Venna mencontohkan, untuk memproduksi sebuah film nasional, produser banyak dikenakan pajak berganda. Pajak itu mulai dari pajak bahan baku, pajak editing karena harus dilakukan di luar negeri, pajak pasca produksi, pajak karyawan, hingga pajak artis. Banyaknya pajak inilah yang membuat biaya pembuatan film nasional membengkak. "Film Laskar Pelangi biaya produksinya kira-kira Rp 5 miliar, Rp 500 juta diantaranya buat pajak," kata Venna yang juga berkecimpung di dunia keartisan ini.
Rendahnya penggenaan pajak film impor di Indonesia juga bisa dibandingkan dengan negara tetangga. Di Indonesia, biaya per copy film hanya berkisar Rp 1 juta, sementara di Thailand pengenaan biaya dilakukan dengan per meter. Karena itu tidak heran jika rata-rata biaya copy film di Thailand mencapai 30 kali biaya copy di Indonesia. "Sehingga menurut saya wajar jika ada kenaikan pajak atas film import," ujar Venna.

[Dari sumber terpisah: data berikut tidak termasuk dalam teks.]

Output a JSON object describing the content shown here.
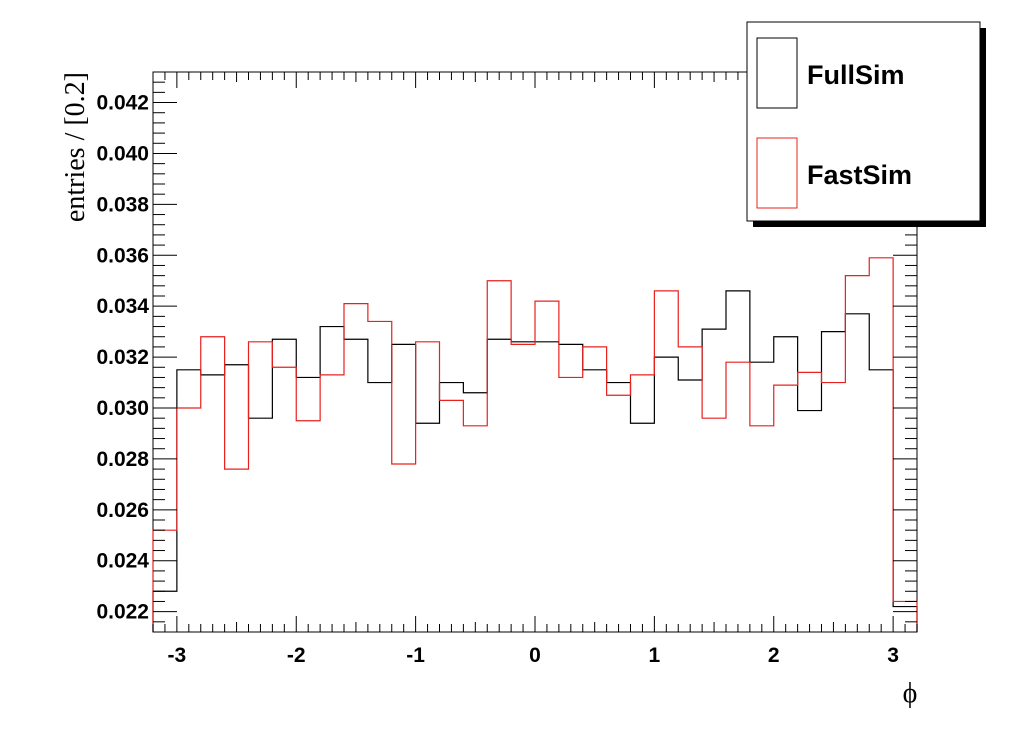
{
  "chart_data": {
    "type": "line",
    "xlabel": "ϕ",
    "ylabel": "entries / [0.2]",
    "xlim": [
      -3.2,
      3.2
    ],
    "ylim": [
      0.0212,
      0.0432
    ],
    "x_ticks": [
      -3,
      -2,
      -1,
      0,
      1,
      2,
      3
    ],
    "x_tick_labels": [
      "-3",
      "-2",
      "-1",
      "0",
      "1",
      "2",
      "3"
    ],
    "y_ticks": [
      0.022,
      0.024,
      0.026,
      0.028,
      0.03,
      0.032,
      0.034,
      0.036,
      0.038,
      0.04,
      0.042
    ],
    "y_tick_labels": [
      "0.022",
      "0.024",
      "0.026",
      "0.028",
      "0.030",
      "0.032",
      "0.034",
      "0.036",
      "0.038",
      "0.040",
      "0.042"
    ],
    "grid": false,
    "legend_position": "top-right",
    "bin_edges": [
      -3.2,
      -3.0,
      -2.8,
      -2.6,
      -2.4,
      -2.2,
      -2.0,
      -1.8,
      -1.6,
      -1.4,
      -1.2,
      -1.0,
      -0.8,
      -0.6,
      -0.4,
      -0.2,
      0.0,
      0.2,
      0.4,
      0.6,
      0.8,
      1.0,
      1.2,
      1.4,
      1.6,
      1.8,
      2.0,
      2.2,
      2.4,
      2.6,
      2.8,
      3.0,
      3.2
    ],
    "series": [
      {
        "name": "FullSim",
        "color": "#000000",
        "values": [
          0.0228,
          0.0315,
          0.0313,
          0.0317,
          0.0296,
          0.0327,
          0.0312,
          0.0332,
          0.0327,
          0.031,
          0.0325,
          0.0294,
          0.031,
          0.0306,
          0.0327,
          0.0326,
          0.0326,
          0.0325,
          0.0315,
          0.031,
          0.0294,
          0.032,
          0.0311,
          0.0331,
          0.0346,
          0.0318,
          0.0328,
          0.0299,
          0.033,
          0.0337,
          0.0315,
          0.0222
        ]
      },
      {
        "name": "FastSim",
        "color": "#e8201e",
        "values": [
          0.0252,
          0.03,
          0.0328,
          0.0276,
          0.0326,
          0.0316,
          0.0295,
          0.0313,
          0.0341,
          0.0334,
          0.0278,
          0.0326,
          0.0303,
          0.0293,
          0.035,
          0.0325,
          0.0342,
          0.0312,
          0.0324,
          0.0305,
          0.0313,
          0.0346,
          0.0324,
          0.0296,
          0.0318,
          0.0293,
          0.0309,
          0.0314,
          0.031,
          0.0352,
          0.0359,
          0.0224
        ]
      }
    ]
  }
}
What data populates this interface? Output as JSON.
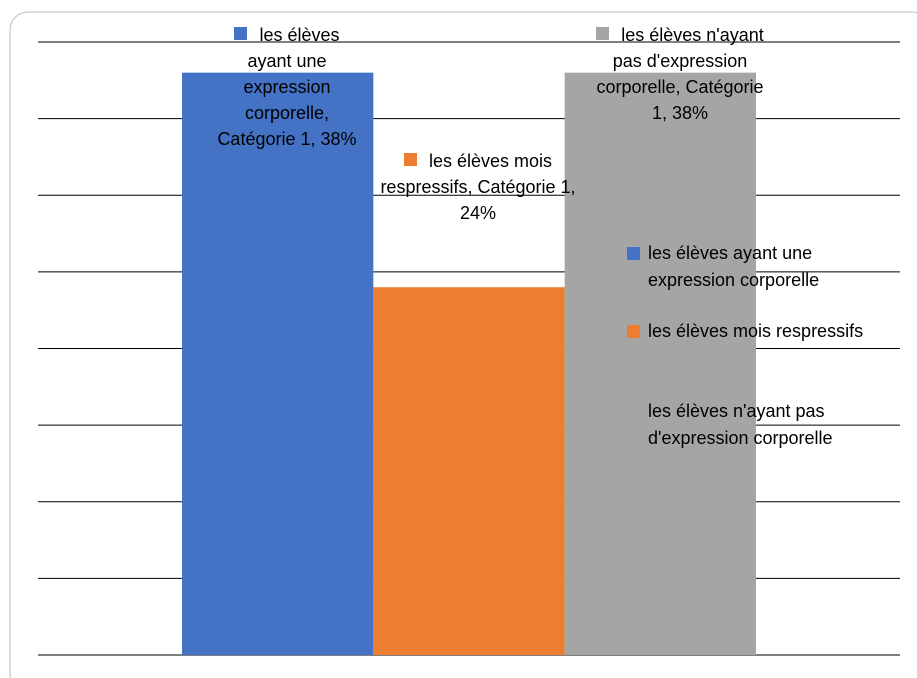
{
  "chart_data": {
    "type": "bar",
    "categories": [
      "Catégorie 1"
    ],
    "series": [
      {
        "name": "les élèves ayant une expression corporelle",
        "color": "#4472c4",
        "values": [
          38
        ],
        "value_labels": [
          "38%"
        ]
      },
      {
        "name": "les élèves mois respressifs",
        "color": "#ed7d31",
        "values": [
          24
        ],
        "value_labels": [
          "24%"
        ]
      },
      {
        "name": "les élèves n'ayant pas d'expression corporelle",
        "color": "#a5a5a5",
        "values": [
          38
        ],
        "value_labels": [
          "38%"
        ]
      }
    ],
    "ylim": [
      0,
      40
    ],
    "yticks": [
      0,
      5,
      10,
      15,
      20,
      25,
      30,
      35,
      40
    ],
    "grid": true,
    "legend": "right"
  }
}
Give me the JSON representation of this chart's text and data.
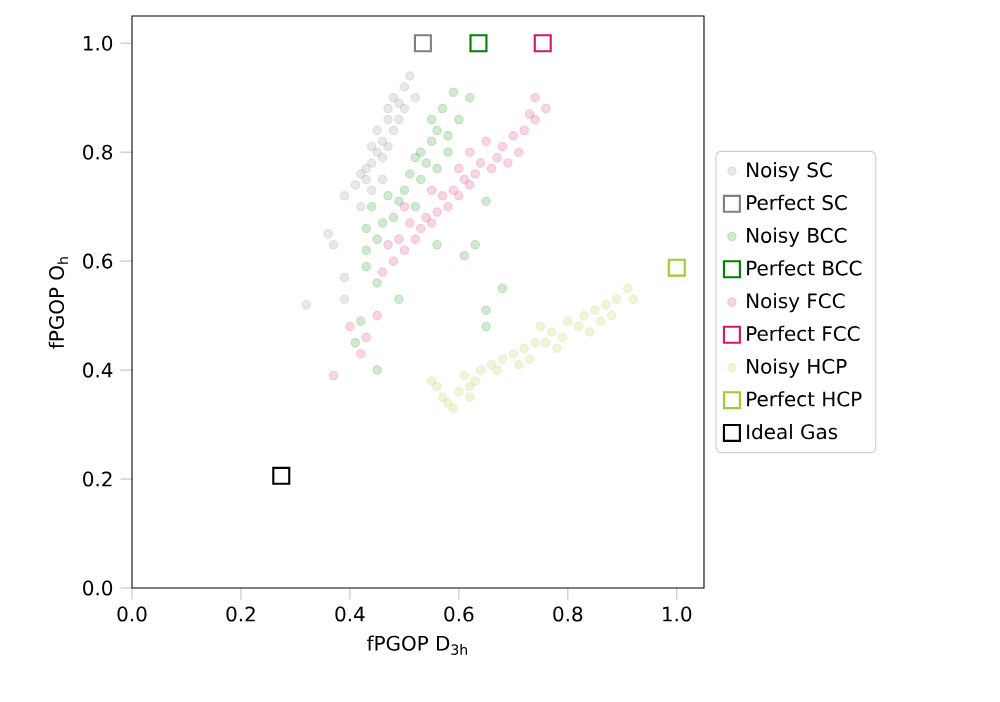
{
  "chart_data": {
    "type": "scatter",
    "xlabel": "fPGOP D$_{3h}$",
    "ylabel": "fPGOP O$_{h}$",
    "xlim": [
      0,
      1.05
    ],
    "ylim": [
      0,
      1.05
    ],
    "xticks": [
      {
        "value": 0,
        "label": "0.0"
      },
      0.2,
      0.4,
      0.6,
      0.8,
      {
        "value": 1,
        "label": "1.0"
      }
    ],
    "yticks": [
      {
        "value": 0,
        "label": "0.0"
      },
      0.2,
      0.4,
      0.6,
      0.8,
      {
        "value": 1,
        "label": "1.0"
      }
    ],
    "grid": false,
    "legend": "right",
    "series": [
      {
        "name": "Noisy SC",
        "color": "#808080",
        "marker": "circle",
        "x": [
          0.5,
          0.51,
          0.49,
          0.48,
          0.47,
          0.48,
          0.46,
          0.45,
          0.47,
          0.44,
          0.43,
          0.43,
          0.46,
          0.42,
          0.45,
          0.47,
          0.49,
          0.44,
          0.41,
          0.39,
          0.36,
          0.37,
          0.39,
          0.39,
          0.32,
          0.5,
          0.52,
          0.46,
          0.44,
          0.42
        ],
        "values": [
          0.92,
          0.94,
          0.89,
          0.9,
          0.86,
          0.84,
          0.82,
          0.8,
          0.81,
          0.78,
          0.77,
          0.75,
          0.75,
          0.76,
          0.84,
          0.88,
          0.86,
          0.73,
          0.74,
          0.72,
          0.65,
          0.63,
          0.57,
          0.53,
          0.52,
          0.88,
          0.9,
          0.79,
          0.81,
          0.7
        ]
      },
      {
        "name": "Perfect SC",
        "color": "#808080",
        "marker": "square",
        "x": [
          0.534
        ],
        "values": [
          1.0
        ]
      },
      {
        "name": "Noisy BCC",
        "color": "#008000",
        "marker": "circle",
        "x": [
          0.59,
          0.62,
          0.57,
          0.6,
          0.56,
          0.58,
          0.55,
          0.53,
          0.54,
          0.52,
          0.56,
          0.53,
          0.51,
          0.5,
          0.49,
          0.47,
          0.48,
          0.46,
          0.44,
          0.45,
          0.43,
          0.43,
          0.43,
          0.45,
          0.42,
          0.49,
          0.56,
          0.61,
          0.63,
          0.65,
          0.68,
          0.65,
          0.65,
          0.52,
          0.55,
          0.58,
          0.41,
          0.45
        ],
        "values": [
          0.91,
          0.9,
          0.88,
          0.86,
          0.84,
          0.83,
          0.82,
          0.8,
          0.78,
          0.79,
          0.77,
          0.75,
          0.76,
          0.73,
          0.71,
          0.72,
          0.68,
          0.67,
          0.7,
          0.64,
          0.66,
          0.62,
          0.59,
          0.56,
          0.49,
          0.53,
          0.63,
          0.61,
          0.63,
          0.71,
          0.55,
          0.51,
          0.48,
          0.7,
          0.86,
          0.8,
          0.45,
          0.4
        ]
      },
      {
        "name": "Perfect BCC",
        "color": "#008000",
        "marker": "square",
        "x": [
          0.636
        ],
        "values": [
          1.0
        ]
      },
      {
        "name": "Noisy FCC",
        "color": "#d6156d",
        "marker": "circle",
        "x": [
          0.76,
          0.74,
          0.73,
          0.72,
          0.7,
          0.71,
          0.68,
          0.67,
          0.66,
          0.64,
          0.63,
          0.62,
          0.61,
          0.6,
          0.59,
          0.58,
          0.57,
          0.56,
          0.55,
          0.54,
          0.53,
          0.52,
          0.51,
          0.5,
          0.49,
          0.48,
          0.47,
          0.46,
          0.65,
          0.69,
          0.6,
          0.55,
          0.5,
          0.45,
          0.43,
          0.42,
          0.4,
          0.37,
          0.74,
          0.62
        ],
        "values": [
          0.88,
          0.86,
          0.87,
          0.84,
          0.83,
          0.8,
          0.81,
          0.79,
          0.77,
          0.78,
          0.76,
          0.74,
          0.75,
          0.72,
          0.73,
          0.7,
          0.72,
          0.69,
          0.67,
          0.68,
          0.66,
          0.64,
          0.67,
          0.62,
          0.64,
          0.6,
          0.63,
          0.58,
          0.82,
          0.78,
          0.77,
          0.73,
          0.7,
          0.5,
          0.46,
          0.43,
          0.48,
          0.39,
          0.9,
          0.8
        ]
      },
      {
        "name": "Perfect FCC",
        "color": "#d6156d",
        "marker": "square",
        "x": [
          0.754
        ],
        "values": [
          1.0
        ]
      },
      {
        "name": "Noisy HCP",
        "color": "#9acd32",
        "marker": "circle",
        "x": [
          0.91,
          0.89,
          0.92,
          0.87,
          0.85,
          0.86,
          0.83,
          0.82,
          0.8,
          0.79,
          0.77,
          0.76,
          0.74,
          0.72,
          0.73,
          0.7,
          0.68,
          0.67,
          0.66,
          0.64,
          0.63,
          0.62,
          0.6,
          0.61,
          0.58,
          0.59,
          0.62,
          0.56,
          0.57,
          0.55,
          0.88,
          0.84,
          0.78,
          0.71,
          0.75
        ],
        "values": [
          0.55,
          0.53,
          0.53,
          0.52,
          0.51,
          0.49,
          0.5,
          0.48,
          0.49,
          0.46,
          0.47,
          0.45,
          0.45,
          0.44,
          0.42,
          0.43,
          0.42,
          0.4,
          0.41,
          0.4,
          0.38,
          0.37,
          0.36,
          0.39,
          0.34,
          0.33,
          0.35,
          0.37,
          0.35,
          0.38,
          0.5,
          0.47,
          0.44,
          0.41,
          0.48
        ]
      },
      {
        "name": "Perfect HCP",
        "color": "#9acd32",
        "marker": "square",
        "x": [
          1.0
        ],
        "values": [
          0.588
        ]
      },
      {
        "name": "Ideal Gas",
        "color": "#000000",
        "marker": "square",
        "x": [
          0.274
        ],
        "values": [
          0.206
        ]
      }
    ]
  }
}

Meski mendukung pengenaan pajak bea masuk film import, namun Venna mengharapkan pendapatan pajak itu bisa dialokasikan ke dunia perfilman nasional. Tujuannya adalah untuk meningkatkan kualitas film nasional itu sendiri. "Itu yang harus kita kawal supaya film nasional kita bisa bersaing secara fair dengan film-film asing," tambah politisi Partai Demokrat ini.
Alokasi pajak untuk film nasional juga untuk menunjukan adanya keberpihakan pemerintah. Sebab, ujar Venna, film bisa digunakan sebagai alat pembangunan karakter bangsa. Film-film yang bermutu juga dipandang sebagai sarana efektif untuk penetrasi budaya.
Dia menyebutkan alokasi pajak film asing bisa dimanfaatkan untuk berbagai keperluan perfilman nasional. Contohnya membangun perpustakaan film untuk keperluan riset, laboratorium, studio film, hingga sekolah perfilman. "Saya yakin kualitas film nasional bisa bersaing dengan film asing. Pertanyaannya ada support dana nggak. Nah dukungan dana ini bisa dilakukan dengan alokasi pajak. Jadi pajak film untuk dunia film," ucap dia.